The Germans had a heavy machine gun in the woods. They traversed window to window across the outbuildings, the main house, then the stable. Only Frantek’s final cry alerted de Milja to the gunfire and he dove below the sill just as it reached him. He crawled over to help, but Frantek simply stared at him upside down, eyes wide, a look of indignation frozen on his face.

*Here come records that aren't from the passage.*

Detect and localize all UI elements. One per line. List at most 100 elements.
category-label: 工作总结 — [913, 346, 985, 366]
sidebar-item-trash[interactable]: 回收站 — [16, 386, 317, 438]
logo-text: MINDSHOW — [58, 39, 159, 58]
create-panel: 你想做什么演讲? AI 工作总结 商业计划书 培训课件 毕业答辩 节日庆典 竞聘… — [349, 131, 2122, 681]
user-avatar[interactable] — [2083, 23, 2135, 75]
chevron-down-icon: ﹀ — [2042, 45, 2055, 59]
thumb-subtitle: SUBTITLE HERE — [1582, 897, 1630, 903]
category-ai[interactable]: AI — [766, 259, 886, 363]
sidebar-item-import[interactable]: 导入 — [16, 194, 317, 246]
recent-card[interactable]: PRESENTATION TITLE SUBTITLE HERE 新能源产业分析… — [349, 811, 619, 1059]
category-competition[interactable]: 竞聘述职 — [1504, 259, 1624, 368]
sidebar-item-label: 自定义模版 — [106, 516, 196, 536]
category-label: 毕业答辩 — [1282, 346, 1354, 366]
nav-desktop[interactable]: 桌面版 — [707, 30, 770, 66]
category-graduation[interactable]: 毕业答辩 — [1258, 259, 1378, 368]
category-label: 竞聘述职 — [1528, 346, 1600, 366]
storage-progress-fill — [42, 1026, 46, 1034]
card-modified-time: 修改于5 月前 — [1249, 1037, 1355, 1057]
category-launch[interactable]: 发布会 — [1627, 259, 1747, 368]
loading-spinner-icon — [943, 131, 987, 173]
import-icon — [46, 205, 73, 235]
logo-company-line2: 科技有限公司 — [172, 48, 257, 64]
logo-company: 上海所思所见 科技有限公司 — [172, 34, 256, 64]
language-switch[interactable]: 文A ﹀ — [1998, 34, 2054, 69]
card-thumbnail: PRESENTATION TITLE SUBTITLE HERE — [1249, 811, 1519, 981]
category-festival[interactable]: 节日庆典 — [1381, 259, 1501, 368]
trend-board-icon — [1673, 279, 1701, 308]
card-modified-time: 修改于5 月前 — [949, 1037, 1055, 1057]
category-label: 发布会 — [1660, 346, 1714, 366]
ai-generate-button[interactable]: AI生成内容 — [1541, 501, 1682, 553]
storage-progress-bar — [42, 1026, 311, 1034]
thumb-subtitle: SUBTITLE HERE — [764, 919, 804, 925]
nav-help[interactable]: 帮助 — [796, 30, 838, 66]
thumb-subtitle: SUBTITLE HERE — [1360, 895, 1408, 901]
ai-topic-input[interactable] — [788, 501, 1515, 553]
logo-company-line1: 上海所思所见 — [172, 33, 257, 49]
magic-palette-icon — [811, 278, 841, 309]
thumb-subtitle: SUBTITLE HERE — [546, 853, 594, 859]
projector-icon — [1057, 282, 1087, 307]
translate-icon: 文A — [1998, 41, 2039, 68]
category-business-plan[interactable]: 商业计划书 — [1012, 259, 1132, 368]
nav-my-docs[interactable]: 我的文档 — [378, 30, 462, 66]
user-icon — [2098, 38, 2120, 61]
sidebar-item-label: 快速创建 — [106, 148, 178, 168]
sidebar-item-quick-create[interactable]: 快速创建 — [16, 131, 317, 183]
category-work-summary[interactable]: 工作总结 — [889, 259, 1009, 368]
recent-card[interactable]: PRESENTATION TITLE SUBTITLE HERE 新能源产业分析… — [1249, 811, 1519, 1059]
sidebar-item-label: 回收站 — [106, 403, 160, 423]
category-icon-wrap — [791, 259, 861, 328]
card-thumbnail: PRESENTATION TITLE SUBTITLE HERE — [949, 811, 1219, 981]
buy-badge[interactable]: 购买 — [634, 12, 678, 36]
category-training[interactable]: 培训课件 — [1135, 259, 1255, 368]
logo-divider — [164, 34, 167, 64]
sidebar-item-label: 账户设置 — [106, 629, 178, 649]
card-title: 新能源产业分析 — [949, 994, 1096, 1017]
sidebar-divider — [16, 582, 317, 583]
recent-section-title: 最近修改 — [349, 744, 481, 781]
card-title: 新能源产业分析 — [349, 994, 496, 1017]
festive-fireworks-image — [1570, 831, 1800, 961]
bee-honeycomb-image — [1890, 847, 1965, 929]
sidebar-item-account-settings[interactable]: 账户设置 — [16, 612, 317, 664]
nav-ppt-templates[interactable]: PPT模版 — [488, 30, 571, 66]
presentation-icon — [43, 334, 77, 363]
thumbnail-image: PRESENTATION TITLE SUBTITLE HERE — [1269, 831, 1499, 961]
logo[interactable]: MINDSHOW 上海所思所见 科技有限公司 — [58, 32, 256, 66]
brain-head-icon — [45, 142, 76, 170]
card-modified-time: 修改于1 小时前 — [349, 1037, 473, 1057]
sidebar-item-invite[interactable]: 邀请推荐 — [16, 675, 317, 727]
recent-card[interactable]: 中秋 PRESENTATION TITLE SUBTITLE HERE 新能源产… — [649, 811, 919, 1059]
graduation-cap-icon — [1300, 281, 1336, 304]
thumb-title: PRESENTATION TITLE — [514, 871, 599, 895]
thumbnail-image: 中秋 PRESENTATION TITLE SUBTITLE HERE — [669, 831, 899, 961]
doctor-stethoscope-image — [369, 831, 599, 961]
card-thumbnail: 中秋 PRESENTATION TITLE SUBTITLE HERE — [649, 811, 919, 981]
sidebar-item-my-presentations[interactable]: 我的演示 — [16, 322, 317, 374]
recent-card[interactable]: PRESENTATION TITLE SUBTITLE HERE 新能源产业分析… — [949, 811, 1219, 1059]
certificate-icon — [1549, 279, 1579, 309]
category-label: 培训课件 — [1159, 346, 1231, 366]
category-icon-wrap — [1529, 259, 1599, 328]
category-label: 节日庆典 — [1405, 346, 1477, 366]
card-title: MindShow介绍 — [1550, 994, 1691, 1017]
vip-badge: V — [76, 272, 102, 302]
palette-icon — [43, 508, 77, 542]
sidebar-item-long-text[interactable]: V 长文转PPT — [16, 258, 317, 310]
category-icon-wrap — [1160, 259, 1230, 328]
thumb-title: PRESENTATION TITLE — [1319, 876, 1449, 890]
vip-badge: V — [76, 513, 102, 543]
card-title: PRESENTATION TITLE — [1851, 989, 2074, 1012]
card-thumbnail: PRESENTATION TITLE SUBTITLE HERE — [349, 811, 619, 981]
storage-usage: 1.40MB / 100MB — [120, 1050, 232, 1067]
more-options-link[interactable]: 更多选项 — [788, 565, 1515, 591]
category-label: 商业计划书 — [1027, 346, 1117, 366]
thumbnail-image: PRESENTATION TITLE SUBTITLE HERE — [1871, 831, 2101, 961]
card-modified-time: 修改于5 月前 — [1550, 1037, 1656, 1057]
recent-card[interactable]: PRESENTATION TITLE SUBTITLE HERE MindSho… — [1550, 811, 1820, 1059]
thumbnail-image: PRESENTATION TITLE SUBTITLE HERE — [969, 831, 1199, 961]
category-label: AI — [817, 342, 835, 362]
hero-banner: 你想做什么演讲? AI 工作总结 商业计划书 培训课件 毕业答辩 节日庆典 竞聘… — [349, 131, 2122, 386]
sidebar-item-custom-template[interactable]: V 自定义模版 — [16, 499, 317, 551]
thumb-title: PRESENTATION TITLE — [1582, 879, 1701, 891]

Sergeant Krewinski knew how to do these things. He waited until the machine gun moved to the next building, then fired a long burst at its muzzle flare with a machine pistol. This occasioned a change of gunners—a few moments of reorganization, but nothing more. By then, the fire in the beams had taken hold and it was getting hard to see, and to breathe, on the upper floor. One of the defenders from down below rushed halfway up the stairway, yelled something, then tumbled, dead weight, back down. A moment later a rifle was poked up from the stairs and fired blind. A partisan reached down and pulled it up, a very surprised Ukrainian hanging on the other end. The sergeant shot him. Then Krewinski and de Milja exchanged a certain look—the time we always knew would come has come—and led the others on the second floor in running down the open stairway. Nobody really wanted to burn to death in a stable. Krewinski was shot, but the impulse turned out to have been a good one. There were only five or six militia gathered at the foot of the stairway. Triumphant— blood on the walls, dead militia, dead partisans—but undermanned, a successful attack that had spent its strength en route.